The multicore approach is generally faster than the singlecore approach. This is particularly noticeable for the frequentist approach, where both multicore methods surpass the singlecore method in speed. The Bayesian approach is already highly efficient, so the gain from using multiple cores is not as pronounced.
For the Bayesian approach, the FORK method is generally faster than the PSOCK method. This is because the FORK method shares memory objects between the processes, leading to significant efficiencies with large objects. In contrast, the PSOCK method creates a set of independent R processes and communicates between them using sockets, which introduces a higher memory overhead. For this example, the difference to the single core approach is not significant, likely because the problem is not large enough to greatly benefit from parallelization.

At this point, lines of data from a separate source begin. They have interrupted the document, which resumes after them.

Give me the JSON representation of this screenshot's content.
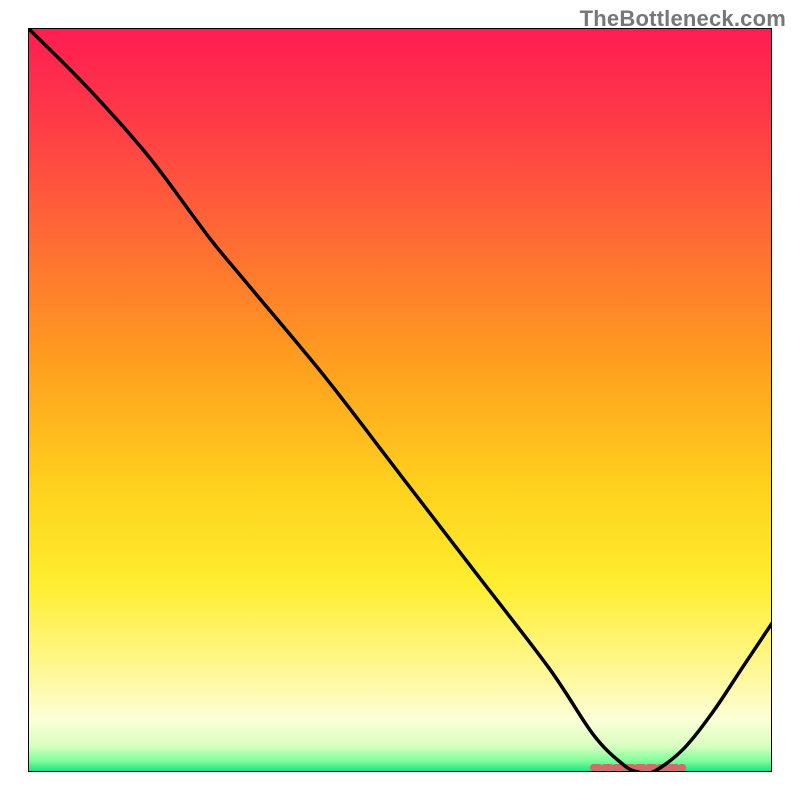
{
  "watermark": "TheBottleneck.com",
  "chart_data": {
    "type": "line",
    "title": "",
    "xlabel": "",
    "ylabel": "",
    "xlim": [
      0,
      100
    ],
    "ylim": [
      0,
      100
    ],
    "series": [
      {
        "name": "bottleneck-curve",
        "x": [
          0,
          8,
          16,
          22,
          25,
          30,
          40,
          50,
          60,
          70,
          76,
          80,
          82,
          84,
          88,
          92,
          96,
          100
        ],
        "values": [
          100,
          92,
          83,
          75,
          71,
          65,
          53,
          40,
          27,
          14,
          5,
          1,
          0,
          0,
          3,
          8,
          14,
          20
        ]
      }
    ],
    "marker": {
      "name": "optimal-range",
      "x_start": 76,
      "x_end": 88,
      "y": 0.6,
      "color": "#d46a6a"
    },
    "gradient_stops": [
      {
        "offset": 0.0,
        "color": "#ff1d52"
      },
      {
        "offset": 0.12,
        "color": "#ff3948"
      },
      {
        "offset": 0.28,
        "color": "#ff6a34"
      },
      {
        "offset": 0.45,
        "color": "#ff9e1e"
      },
      {
        "offset": 0.62,
        "color": "#ffd21e"
      },
      {
        "offset": 0.75,
        "color": "#ffee30"
      },
      {
        "offset": 0.87,
        "color": "#fff89a"
      },
      {
        "offset": 0.93,
        "color": "#fcffd6"
      },
      {
        "offset": 0.965,
        "color": "#d8ffc0"
      },
      {
        "offset": 0.985,
        "color": "#7fff9a"
      },
      {
        "offset": 1.0,
        "color": "#18e07e"
      }
    ]
  }
}
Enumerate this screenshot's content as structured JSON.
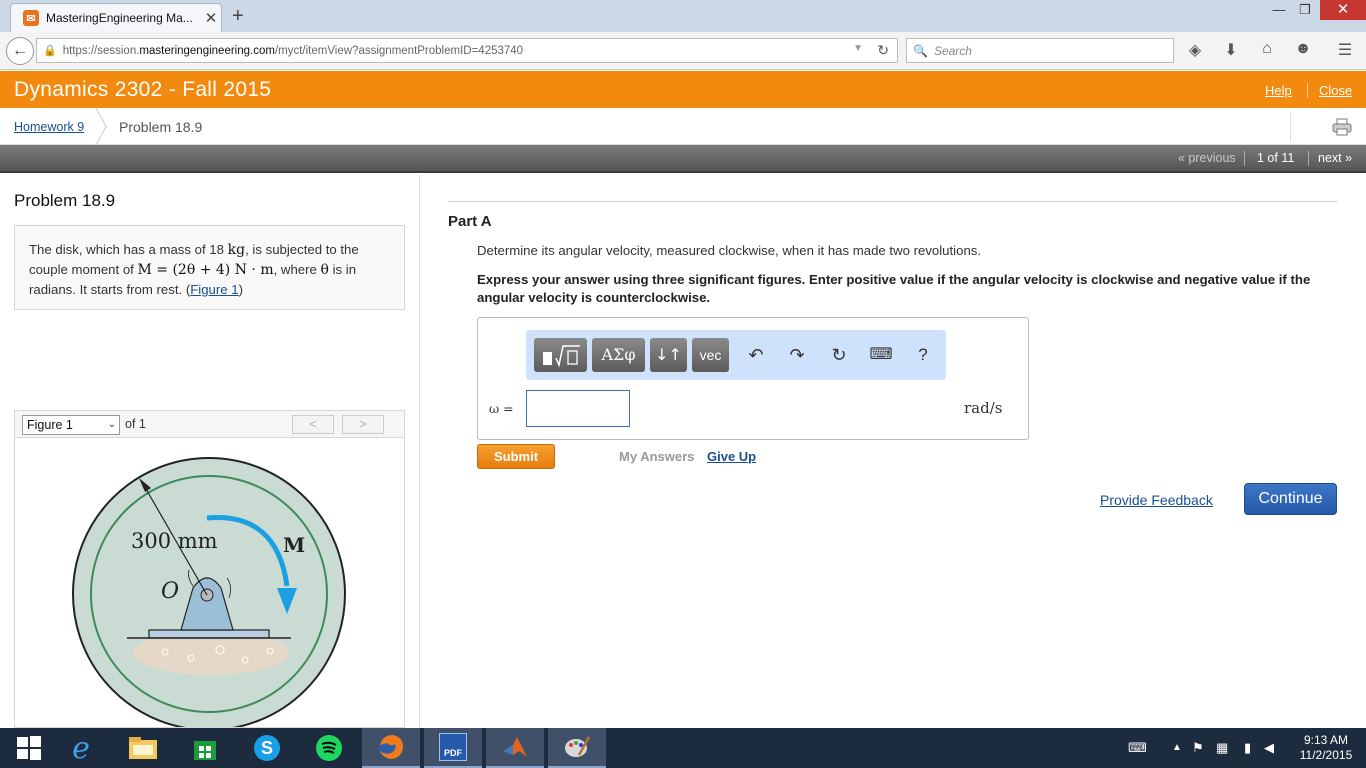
{
  "browser": {
    "tab_title": "MasteringEngineering Ma...",
    "url_prefix": "https://session.",
    "url_domain": "masteringengineering.com",
    "url_path": "/myct/itemView?assignmentProblemID=4253740",
    "search_placeholder": "Search"
  },
  "header": {
    "course_title": "Dynamics 2302 - Fall 2015",
    "help_label": "Help",
    "close_label": "Close"
  },
  "breadcrumb": {
    "homework_label": "Homework 9",
    "problem_label": "Problem 18.9"
  },
  "pager": {
    "previous_label": "« previous",
    "count_label": "1 of 11",
    "next_label": "next »"
  },
  "problem": {
    "title": "Problem 18.9",
    "text_1": "The disk, which has a mass of 18 ",
    "unit_kg": "kg",
    "text_2": ", is subjected to the couple moment of ",
    "formula": "M = (2θ + 4) N · m",
    "text_3": ", where ",
    "theta": "θ",
    "text_4": " is in radians. It starts from rest. (",
    "figure_link": "Figure 1",
    "text_5": ")"
  },
  "figure": {
    "selected": "Figure 1",
    "of_label": "of 1",
    "prev_label": "<",
    "next_label": ">",
    "radius_label": "300 mm",
    "moment_label": "M",
    "origin_label": "O"
  },
  "part": {
    "title": "Part A",
    "question": "Determine its angular velocity, measured clockwise, when it has made two revolutions.",
    "instruction": "Express your answer using three significant figures. Enter positive value if the angular velocity is clockwise and negative value if the angular velocity is counterclockwise.",
    "toolbar": {
      "greek_label": "ΑΣφ",
      "subsup_label": "↓↑",
      "vec_label": "vec",
      "help_label": "?"
    },
    "variable_label": "ω =",
    "answer_value": "",
    "unit_label": "rad/s",
    "submit_label": "Submit",
    "my_answers_label": "My Answers",
    "give_up_label": "Give Up"
  },
  "footer": {
    "feedback_label": "Provide Feedback",
    "continue_label": "Continue"
  },
  "taskbar": {
    "time": "9:13 AM",
    "date": "11/2/2015"
  },
  "colors": {
    "accent_orange": "#f18a0e",
    "link_blue": "#1a4f93",
    "continue_blue": "#2f68b8"
  }
}
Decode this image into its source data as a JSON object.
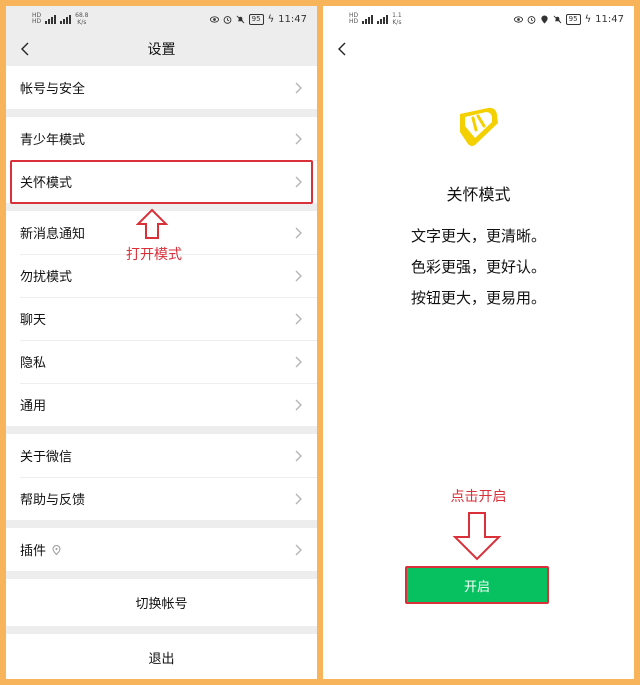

Interestingly, for the frequentist approach, the PSOCK method appears to be generally faster than the FORK method. This can occur when the overhead of copying large objects in memory outweighs the benefits of shared memory in the FORK method.
In conclusion, while the Bayesian approach is generally faster than the frequentist approach, the speed up is larger in the frequentist approach. However, the choice between FORK and PSOCK depends on the operating system and the specific use case.